Notre chiffonnier passe, au bruit des sabots de son cheval sur le bitume, une frontière entre deux mondes : l’ancien (plus que délabré et voué à disparaître) et le moderne, propre et neuf. Nous sommes, là encore, déjà dans une interprétation de ce que Tati nous donne à voir.
Plan 10
La musique est toujours présente (raccord son) mais on n’entend plus le son de la charrette du chiffonnier.
L’homme du monde ancien semble avoir disparu.
La route est courbe mais nette. L’herbe est tondue.
Des lignes sont dessinées au sol pour indiquer le chemin à suivre.
Les chiens traversent l’image (plan) en suivant cette voie. Seul le dernier d’entre eux, qui se fait un peu attendre, transgresse l’interdit et traverse la pelouse.
Plan 11
On a changé d’univers.
L’image (plan) est constituée de lignes et d’angles droits. Les lignes droites qui déterminent le sens de la circulation, mais aussi des murs, des réverbères… ou de feux de circulation....
Le chemin est balisé et ne nous propose aucune échappatoire puisque notre vision du fond de l’image (profondeur de champ) se heurte à un mur sur lequel se trouve une flèche aussi rouge que le feu !
Il n’y a plus ni saleté, ni herbes folles, ni désordre. Plus de couleurs non plus mais de multiples nuances de gris.

Interprétation proposée :
Maîtrise de l’espace mais aussi interdictions et obligations. Seul notre petit groupe de chien apporte un peu de vie dans ce paysage.
Plan 12
Une maison moderne. On ne peut que l’apercevoir car notre vision est obstruée par un portail imposant.

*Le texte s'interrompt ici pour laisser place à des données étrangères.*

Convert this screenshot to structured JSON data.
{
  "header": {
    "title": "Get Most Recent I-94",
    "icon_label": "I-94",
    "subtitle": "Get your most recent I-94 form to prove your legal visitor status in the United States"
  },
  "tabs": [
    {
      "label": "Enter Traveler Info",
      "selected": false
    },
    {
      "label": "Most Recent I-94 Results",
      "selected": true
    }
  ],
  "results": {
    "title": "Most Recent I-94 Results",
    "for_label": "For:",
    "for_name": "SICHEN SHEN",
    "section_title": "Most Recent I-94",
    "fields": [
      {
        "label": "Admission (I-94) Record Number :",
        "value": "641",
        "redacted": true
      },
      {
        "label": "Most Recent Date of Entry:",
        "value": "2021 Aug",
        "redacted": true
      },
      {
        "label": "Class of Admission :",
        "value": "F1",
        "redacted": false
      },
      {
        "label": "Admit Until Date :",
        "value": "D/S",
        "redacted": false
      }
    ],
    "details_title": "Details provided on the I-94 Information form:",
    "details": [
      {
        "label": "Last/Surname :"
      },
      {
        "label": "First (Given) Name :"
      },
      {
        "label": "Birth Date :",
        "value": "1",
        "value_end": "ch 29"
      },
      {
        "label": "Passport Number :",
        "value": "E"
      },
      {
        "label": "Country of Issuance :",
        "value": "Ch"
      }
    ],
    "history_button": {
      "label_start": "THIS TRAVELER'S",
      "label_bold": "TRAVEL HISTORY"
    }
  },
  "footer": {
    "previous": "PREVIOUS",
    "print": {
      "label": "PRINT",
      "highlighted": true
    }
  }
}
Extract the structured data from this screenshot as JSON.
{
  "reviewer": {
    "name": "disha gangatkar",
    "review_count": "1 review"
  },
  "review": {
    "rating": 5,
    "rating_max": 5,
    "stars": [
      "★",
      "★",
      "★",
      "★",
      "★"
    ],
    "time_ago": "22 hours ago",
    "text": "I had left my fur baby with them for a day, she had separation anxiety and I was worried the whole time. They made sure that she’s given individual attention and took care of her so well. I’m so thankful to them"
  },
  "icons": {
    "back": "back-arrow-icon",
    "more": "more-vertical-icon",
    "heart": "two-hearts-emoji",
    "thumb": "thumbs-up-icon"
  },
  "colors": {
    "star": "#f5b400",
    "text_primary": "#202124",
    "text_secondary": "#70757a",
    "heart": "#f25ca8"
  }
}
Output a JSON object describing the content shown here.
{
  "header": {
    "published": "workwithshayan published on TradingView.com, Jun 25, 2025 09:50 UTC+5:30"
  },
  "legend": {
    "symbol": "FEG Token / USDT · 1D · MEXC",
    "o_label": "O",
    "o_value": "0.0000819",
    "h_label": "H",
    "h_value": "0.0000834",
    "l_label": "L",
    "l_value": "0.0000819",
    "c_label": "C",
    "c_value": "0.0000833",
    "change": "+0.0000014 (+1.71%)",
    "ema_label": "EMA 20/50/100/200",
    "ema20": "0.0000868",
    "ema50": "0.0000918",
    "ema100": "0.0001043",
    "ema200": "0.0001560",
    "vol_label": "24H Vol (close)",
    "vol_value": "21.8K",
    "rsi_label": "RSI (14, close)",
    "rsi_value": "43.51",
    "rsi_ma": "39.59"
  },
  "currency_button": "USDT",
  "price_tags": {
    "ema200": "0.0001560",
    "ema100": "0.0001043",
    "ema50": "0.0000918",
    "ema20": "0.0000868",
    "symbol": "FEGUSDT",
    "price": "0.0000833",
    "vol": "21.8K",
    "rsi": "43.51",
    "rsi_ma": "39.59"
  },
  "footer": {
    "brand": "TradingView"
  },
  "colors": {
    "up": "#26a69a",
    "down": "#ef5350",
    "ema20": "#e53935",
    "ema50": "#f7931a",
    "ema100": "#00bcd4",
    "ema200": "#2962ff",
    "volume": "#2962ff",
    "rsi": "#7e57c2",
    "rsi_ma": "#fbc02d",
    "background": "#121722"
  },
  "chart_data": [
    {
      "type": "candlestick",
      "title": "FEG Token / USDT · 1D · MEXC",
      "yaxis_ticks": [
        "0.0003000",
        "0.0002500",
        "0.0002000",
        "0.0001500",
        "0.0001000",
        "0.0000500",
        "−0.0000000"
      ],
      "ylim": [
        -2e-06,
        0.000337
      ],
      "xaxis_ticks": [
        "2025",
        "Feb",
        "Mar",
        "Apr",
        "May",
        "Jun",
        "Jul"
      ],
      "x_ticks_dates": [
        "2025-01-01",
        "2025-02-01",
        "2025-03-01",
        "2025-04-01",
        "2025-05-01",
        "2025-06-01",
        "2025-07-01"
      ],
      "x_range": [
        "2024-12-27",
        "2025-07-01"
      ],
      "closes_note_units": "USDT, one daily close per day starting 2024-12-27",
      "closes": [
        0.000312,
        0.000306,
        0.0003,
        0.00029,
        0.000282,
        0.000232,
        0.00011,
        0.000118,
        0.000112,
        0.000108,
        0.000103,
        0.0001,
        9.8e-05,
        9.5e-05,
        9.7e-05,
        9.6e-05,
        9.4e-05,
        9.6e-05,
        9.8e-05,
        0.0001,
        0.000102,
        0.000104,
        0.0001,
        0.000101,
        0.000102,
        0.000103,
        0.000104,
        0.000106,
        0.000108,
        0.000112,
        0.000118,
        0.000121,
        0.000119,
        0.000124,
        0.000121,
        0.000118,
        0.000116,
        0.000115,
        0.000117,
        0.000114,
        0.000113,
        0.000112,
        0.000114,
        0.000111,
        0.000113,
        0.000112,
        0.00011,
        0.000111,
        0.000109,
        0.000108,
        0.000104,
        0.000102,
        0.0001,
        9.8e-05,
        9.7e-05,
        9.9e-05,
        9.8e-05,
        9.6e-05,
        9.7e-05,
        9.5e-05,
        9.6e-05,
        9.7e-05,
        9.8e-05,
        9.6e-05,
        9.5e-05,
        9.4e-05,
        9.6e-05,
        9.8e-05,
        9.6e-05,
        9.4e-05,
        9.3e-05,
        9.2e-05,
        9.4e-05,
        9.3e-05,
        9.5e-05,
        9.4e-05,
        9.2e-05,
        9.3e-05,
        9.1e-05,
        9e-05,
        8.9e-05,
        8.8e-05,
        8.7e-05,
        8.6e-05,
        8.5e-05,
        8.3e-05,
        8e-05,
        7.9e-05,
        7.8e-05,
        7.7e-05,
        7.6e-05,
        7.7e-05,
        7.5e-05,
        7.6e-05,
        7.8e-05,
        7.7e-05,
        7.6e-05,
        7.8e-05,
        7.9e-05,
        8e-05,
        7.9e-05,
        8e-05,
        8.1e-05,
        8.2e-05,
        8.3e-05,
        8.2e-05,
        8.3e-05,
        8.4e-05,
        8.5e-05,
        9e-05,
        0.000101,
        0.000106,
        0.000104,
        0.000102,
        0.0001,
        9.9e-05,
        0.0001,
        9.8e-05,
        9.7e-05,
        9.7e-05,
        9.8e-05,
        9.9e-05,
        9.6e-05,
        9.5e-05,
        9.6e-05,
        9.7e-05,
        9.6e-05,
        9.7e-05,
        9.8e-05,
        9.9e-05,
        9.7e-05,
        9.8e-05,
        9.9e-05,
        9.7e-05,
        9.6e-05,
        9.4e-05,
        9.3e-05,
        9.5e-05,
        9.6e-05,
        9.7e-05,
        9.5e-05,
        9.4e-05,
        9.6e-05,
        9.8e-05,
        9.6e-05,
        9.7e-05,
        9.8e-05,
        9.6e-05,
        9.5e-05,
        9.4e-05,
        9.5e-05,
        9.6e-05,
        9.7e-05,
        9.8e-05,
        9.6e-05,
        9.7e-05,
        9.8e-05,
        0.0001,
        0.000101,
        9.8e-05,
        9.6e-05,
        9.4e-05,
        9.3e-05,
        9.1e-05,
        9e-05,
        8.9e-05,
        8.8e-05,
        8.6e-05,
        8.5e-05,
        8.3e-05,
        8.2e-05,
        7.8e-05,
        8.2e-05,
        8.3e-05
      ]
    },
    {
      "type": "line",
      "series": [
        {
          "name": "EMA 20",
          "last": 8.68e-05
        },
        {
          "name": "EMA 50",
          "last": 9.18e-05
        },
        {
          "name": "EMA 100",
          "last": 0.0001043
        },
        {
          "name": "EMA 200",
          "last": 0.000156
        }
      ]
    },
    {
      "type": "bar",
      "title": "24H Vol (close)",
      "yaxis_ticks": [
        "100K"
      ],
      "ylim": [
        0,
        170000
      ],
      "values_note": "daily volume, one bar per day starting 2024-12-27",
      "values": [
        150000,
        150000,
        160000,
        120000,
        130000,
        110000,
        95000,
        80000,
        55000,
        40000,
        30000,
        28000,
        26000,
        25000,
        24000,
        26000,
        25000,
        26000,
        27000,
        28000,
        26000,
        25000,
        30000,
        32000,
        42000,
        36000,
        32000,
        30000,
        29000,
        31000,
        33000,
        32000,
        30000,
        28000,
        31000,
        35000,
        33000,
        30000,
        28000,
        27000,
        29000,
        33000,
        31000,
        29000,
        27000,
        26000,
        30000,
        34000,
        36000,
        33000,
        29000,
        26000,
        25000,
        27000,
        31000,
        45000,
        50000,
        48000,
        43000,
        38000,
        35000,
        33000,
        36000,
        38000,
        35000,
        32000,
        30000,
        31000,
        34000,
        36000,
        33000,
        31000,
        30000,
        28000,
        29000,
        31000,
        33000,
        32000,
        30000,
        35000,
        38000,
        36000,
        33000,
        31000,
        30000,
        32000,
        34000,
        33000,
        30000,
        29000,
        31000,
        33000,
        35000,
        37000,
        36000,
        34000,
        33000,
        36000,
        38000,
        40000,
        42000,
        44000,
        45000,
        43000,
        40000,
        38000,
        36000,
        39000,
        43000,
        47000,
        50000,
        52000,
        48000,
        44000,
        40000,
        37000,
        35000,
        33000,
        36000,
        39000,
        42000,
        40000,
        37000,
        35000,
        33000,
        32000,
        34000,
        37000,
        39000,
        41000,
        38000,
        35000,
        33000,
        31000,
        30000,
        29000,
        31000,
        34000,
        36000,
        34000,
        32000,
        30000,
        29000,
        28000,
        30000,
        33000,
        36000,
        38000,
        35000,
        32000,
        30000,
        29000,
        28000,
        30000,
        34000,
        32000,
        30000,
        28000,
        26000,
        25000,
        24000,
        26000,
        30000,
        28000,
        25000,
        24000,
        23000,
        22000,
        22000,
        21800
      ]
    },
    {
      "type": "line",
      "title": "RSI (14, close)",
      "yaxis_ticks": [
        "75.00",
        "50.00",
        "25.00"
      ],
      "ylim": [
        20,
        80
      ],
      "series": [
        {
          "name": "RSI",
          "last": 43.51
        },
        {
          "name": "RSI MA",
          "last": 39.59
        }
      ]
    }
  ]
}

Là encore, tout est lignes : bleues, blanches ou grises (couleurs froides).
Le tout donne une forte impression d’uniformité.
On remarque les deux ronds formés par les fenêtres. On pense inévitablement à des yeux, ceux de la maison. Ces fenêtres semblent plus faites pour surveiller que pour laisser entrer la lumière.
La musique laisse place à un bruit mécanique qui rappelle le son du premier plan.
Notre petit chien au manteau est le premier à entrer dans l’image (plan), accompagné par ses compagnons.
Plan 13
La caméra est orientée vers le bas (plongée) sur le petit chien au manteau qui passe la barrière en se glissant entre les grilles. Au passage, il arrache son manteau.
Plan 14
Le petit chien nous a permis de rentrer dans la propriété.
Le décor est la aussi dominé par les lignes : droite ou courbes, elles ont pour point commun d’être contraignantes. Même la nature est assujettie à ces cadres tracés au sol : carrés de pelouse, carrés de graviers… On remarque également un bassin avec une sculpture de poisson. Les arbres eux-mêmes sont taillés en angles droits. L’interprétation possible de ce plan pourrait être que ce décors ne laisse pas de place pour le désordre ou l’aléatoire. Notre petit chien traverse le décor en prenant soin de bien suivre le chemin tracé. Il est visiblement chez lui.
On aperçoit quelque chose qui passe et repasse sur la vitre et qui semble avoir une vie autonome. Cette chose est associée au bruit. On comprend que cette chose nettoie.
Alors que le bruit (d’aspirateur ?) continue, une femme habillée de vert sort et prend le chien dans ses bras. Elle semble scandalisée en le voyant revenir ainsi, le manteau déchiré comme une mère qui retrouverait son enfant qui aurait abîmé ses vêtements.
On n’entend pas ce qu’elle dit car le bruit continue.
Plan 15
Les autres chiens ne passeront pas la frontière du portail mais observent. On pourrait interpréter ce plan en le rapprochant de l’image d’un groupe de copains qui savent que celui qui est entré va se faire disputer.
Le seul son reste celui du robot ménager.
Plan 16
On retrouve la même image (angle de prise de vue) que le plan 14 mais avec une vue (le cadre) un peu plus large. La maison est une somme de cube.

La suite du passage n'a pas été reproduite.